Une modulation supplémentaire n’est cependant pas à exclure, mais elle reviendrait avant tout à limiter
l’augmentation des marges pour les entreprises en position de profiter de l’aubaine.
3. Une fausse neutralité
Il y a deux manières d’analyser la mesure. En statique, elle peut être neutre à la condition, déjà difficile à
garantir, que les entreprises n’en profitent pas pour répercuter la hausse de TVA dans les prix. Mais même si
cette neutralité était à peu près assurée à court terme, la logique d’évolution du système serait profondément
modifiée. La question de fond est en effet de savoir si et comment les dépenses supplémentaires de Sécurité
sociale seront financées dans les années à venir. De ce point de vue, la réforme sert à acter le fait qu’elles ne
pourront l’être par une augmentation des cotisations. Si le gouvernement réussit à marquer un point politique
central en légitimant la baisse des cotisations, ce n’est évidemment pas dans l’intention de les augmenter dans
les années à venir. La réforme a pour objectif de décréter que les ressources de la Sécurité sociale ne devront
plus jamais augmenter (en proportion du revenu national), voire baisser à nouveau.

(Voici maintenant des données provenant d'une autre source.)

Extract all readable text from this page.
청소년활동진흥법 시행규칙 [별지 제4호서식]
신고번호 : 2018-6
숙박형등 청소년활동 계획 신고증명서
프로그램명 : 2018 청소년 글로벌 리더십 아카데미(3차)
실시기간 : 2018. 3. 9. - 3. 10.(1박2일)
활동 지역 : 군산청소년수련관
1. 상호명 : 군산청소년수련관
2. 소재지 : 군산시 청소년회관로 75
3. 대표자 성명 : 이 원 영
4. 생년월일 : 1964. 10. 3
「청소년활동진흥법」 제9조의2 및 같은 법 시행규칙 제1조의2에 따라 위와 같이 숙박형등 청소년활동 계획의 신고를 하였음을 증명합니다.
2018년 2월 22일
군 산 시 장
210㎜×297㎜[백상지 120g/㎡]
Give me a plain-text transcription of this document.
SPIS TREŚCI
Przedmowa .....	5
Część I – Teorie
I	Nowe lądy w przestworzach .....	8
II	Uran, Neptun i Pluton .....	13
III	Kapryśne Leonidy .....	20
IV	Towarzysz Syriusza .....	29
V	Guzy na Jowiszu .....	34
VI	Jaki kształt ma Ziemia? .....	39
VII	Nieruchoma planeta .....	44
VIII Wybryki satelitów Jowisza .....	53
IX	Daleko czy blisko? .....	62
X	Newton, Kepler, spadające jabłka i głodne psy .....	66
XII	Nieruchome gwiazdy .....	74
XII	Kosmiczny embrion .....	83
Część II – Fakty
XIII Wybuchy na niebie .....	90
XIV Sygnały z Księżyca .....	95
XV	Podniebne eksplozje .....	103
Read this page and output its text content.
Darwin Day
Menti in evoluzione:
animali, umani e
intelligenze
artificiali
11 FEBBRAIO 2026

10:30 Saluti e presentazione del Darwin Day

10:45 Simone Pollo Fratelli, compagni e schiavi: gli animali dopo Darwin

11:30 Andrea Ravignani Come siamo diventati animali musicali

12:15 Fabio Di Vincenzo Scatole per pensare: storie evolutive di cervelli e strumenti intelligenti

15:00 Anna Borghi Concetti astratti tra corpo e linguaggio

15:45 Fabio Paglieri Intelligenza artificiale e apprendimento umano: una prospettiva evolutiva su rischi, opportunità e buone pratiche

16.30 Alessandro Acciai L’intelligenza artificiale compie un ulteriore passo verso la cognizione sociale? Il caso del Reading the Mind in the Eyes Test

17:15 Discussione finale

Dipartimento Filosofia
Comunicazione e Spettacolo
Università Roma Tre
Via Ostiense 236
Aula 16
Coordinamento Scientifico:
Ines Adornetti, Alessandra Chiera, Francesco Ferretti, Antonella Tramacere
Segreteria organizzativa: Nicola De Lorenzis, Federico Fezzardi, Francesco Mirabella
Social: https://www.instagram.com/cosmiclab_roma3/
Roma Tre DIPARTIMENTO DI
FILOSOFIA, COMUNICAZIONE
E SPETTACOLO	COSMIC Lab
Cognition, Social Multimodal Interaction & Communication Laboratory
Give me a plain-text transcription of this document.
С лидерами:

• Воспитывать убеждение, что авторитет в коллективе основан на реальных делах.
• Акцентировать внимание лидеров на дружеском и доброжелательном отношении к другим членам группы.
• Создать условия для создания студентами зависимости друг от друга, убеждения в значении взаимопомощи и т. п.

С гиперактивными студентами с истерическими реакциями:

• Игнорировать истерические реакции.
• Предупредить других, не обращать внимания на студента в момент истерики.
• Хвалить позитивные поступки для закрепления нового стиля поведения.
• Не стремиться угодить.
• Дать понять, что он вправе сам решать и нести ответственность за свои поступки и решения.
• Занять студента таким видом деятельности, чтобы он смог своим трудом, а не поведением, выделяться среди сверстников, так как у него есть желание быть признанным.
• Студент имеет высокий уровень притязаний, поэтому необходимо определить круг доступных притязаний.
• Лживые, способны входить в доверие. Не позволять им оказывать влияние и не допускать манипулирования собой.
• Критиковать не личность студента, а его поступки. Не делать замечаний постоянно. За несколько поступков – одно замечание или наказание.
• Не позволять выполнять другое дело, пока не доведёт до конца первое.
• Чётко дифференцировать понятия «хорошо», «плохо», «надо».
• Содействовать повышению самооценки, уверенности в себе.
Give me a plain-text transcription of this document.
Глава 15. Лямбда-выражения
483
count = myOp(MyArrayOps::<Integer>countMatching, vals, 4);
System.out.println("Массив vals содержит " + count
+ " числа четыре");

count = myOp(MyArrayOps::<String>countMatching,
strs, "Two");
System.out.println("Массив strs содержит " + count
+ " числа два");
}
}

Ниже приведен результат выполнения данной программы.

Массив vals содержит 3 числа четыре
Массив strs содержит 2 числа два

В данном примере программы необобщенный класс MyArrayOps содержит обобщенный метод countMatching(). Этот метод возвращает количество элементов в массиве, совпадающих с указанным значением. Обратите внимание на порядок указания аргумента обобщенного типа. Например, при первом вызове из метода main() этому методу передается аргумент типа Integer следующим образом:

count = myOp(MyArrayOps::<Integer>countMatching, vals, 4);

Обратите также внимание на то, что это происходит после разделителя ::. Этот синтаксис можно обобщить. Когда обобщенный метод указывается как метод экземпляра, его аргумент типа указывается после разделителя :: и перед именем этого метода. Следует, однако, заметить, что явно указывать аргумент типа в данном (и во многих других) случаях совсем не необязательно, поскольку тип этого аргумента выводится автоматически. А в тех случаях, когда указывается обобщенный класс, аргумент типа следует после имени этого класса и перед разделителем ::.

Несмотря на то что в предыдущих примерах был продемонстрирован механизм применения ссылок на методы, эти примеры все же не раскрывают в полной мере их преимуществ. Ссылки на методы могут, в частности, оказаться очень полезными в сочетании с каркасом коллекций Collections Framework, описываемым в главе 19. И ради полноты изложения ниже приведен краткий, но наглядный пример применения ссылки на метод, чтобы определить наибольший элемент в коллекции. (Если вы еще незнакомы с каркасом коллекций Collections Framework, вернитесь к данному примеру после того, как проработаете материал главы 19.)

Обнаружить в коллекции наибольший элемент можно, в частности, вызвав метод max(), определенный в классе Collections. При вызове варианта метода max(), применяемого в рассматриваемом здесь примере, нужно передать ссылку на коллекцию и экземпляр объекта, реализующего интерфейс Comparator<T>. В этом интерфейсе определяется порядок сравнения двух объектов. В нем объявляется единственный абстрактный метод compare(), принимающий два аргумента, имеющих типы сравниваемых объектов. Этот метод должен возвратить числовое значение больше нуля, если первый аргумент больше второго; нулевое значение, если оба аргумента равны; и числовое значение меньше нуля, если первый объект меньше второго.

La logique de la réforme implique que c’est la TVA sociale qui pourra seule remplir cette fonction. Mais c’est
également exclu, pour deux raisons. La première est que le taux maximum de 25 % autorisé par les accords
européens sera à peu près atteint et qu’une fuite en avant permanente dans la « désinflation compétitive »
n’est pas soutenable, parce qu’elle deviendrait à coup sûr inflationniste. La seconde raison est que les effets
néfastes de la TVA sociale sur le pouvoir d’achat seront pris comme argument politique pour dire que cette
voie est bouchée. Résultat : on aura institutionnalisé le blocage des ressources de la Sécurité sociale. La
croissance prévisible des dépenses devra donc être couverte autrement, par recours aux assurances santé ou
au dispositif de retraites privés, avec un nouveau creusement des inégalités dans la couverture du droit à la
santé et à la retraite.
Le projet de TVA sociale concerne les ressources de la Sécurité sociale et conduit de fait à rendre impossible
leur progression ultérieure. Il va donc se combiner forcément avec les projets portant sur les dépenses,
principalement la santé et les retraites. Il faudra donc analyser ses propositions qui tenteront sans doute
d’ouvrir des pistes pour camoufler une logique générale d’assèchement des ressources de la Sécurité sociale
derrière des arguments d’équité redistributive.
Au total, les arguments en faveur de la TVA sociale, qui aurait pour avantage de moins « taxer » le travail et
de favoriser l’emploi, sont donc sans fondement économique. Mais, en un sens, ce n’est pas grave pour ses
promoteurs dont l’objectif est de geler indéfiniment les dépenses sociales, au moins en proportion du revenu
national. En bloquant les moyens de fonctionnement de la Sécurité sociale, on casse la logique de solidarité
qui la fonde, au profit d’une marchandisation des besoins sociaux. La défense de la Sécurité sociale doit au
contraire être conçue en prenant en compte l’augmentation à venir de ses dépenses ; elle passe donc par l’idée
que les moyens d’accompagner cette évolution des dépenses doivent être garantis du côté des recettes. Il faut
donc récuser le principe selon lequel toute nouvelle hausse du prélèvement global est a priori exclue et, pour
cela, ne pas réduire la question du financement de la Sécurité sociale à la recherche d’un « meilleur » mode
de financement.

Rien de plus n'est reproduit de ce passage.